Why? Well, Minecraft has been successful largely due to its unique business plan. It allow users to pay for a work in progress, on faith, in order to fund the completion of the project. It provides investors for a product which would otherwise never be made, and players don't have to wait for a finished product to enjoy its parts. It is, in theory, great. In a world where this were common practice, we all would have been playing Duke Nukem Forever for years, rather than anticipating it, "abandonware" would just be "unfinishedware," and more such software would actually have the funds to never go on hiatus in the first place.
|Maybe the original, abandoned version of Daikatana WOULD have. (Check the link to actually find out!)|
By extension, of course neither would FortressCraft. Without this business model, he would have never seen it, never had time to capitalize on the situation, and apparently never developed a interesting game concept of his own. Yet, he'll be the one to profit from the Xbox market. That might not seem like a huge deal, but one must recall that the vast majority of gamers aren't "in the know" enough to know all of this. This is especially true for the console market. Almost every sale of FortressCraft will be an individual who will no longer need to buy MineCraft. In other words, that's pay the designer should have gotten for his work that he now never will. It might not seem like a big deal, but for an indie developer that's a financial hit that's incredibly hard to take.

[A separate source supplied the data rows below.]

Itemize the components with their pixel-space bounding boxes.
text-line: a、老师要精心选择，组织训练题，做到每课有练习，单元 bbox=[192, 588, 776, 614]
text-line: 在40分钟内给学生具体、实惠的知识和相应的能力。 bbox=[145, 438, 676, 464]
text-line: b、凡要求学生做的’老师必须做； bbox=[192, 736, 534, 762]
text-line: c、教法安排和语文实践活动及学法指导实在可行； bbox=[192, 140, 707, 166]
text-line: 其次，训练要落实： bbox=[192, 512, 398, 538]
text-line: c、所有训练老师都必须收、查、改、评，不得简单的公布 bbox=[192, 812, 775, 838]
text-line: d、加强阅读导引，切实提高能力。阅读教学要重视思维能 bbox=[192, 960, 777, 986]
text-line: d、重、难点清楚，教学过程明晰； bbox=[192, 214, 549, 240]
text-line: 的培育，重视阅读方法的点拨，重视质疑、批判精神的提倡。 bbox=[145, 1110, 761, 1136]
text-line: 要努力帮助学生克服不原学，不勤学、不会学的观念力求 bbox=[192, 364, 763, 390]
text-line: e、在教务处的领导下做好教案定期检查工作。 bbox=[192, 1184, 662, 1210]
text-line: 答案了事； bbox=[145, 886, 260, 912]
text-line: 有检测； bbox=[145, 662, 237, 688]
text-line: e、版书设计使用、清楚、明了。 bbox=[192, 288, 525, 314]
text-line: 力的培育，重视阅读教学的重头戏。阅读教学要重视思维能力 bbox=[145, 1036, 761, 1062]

By doing such a project as FortressCraft, its designer has all but doomed all future chances of success for such business models. Even if it's a bomb, or never releases, its effects will be felt. You just can't risk the chance of some guy swooping in and aping your work at the last minute, making great profit for little investment. It doesn't promote "competition" because it denies Minecraft's team any opportunity to compete. Competition has a positive economic effects, unjust enrichment does not.
So, let's move beyond the subjective. We can argue all day over whether or not FotressCraft is a "clone" or represents copyright infringement. That's an extremely complex legal matter I'm not qualified to comment on. Let's focus on what this objectively means for gamers and designers.
-Designers: It has gotten that much harder to fund independent projects, and thus that much harder to create original and experimental products.
-Gamers: There are games - games you would have loved - that will now never exist.
And all for what? A minor financial flash in the pan for one man, a one hit wonder unlikely to be followed up by future creative success once he's wrung the creative juices out of someone else's work.
In short, if you're anyone other than the creator of FortressCraft, FortressCraft has hurt you.
(edit: Some text redacted for being unnecessarily personal and entirely based on my own presumptions)
(edit 2: I'd also like to add that, while this article is about a particular case, this isn't a new practice. Oh how creativity is rewarded in the industry we so often decry as bereft of original ideas.)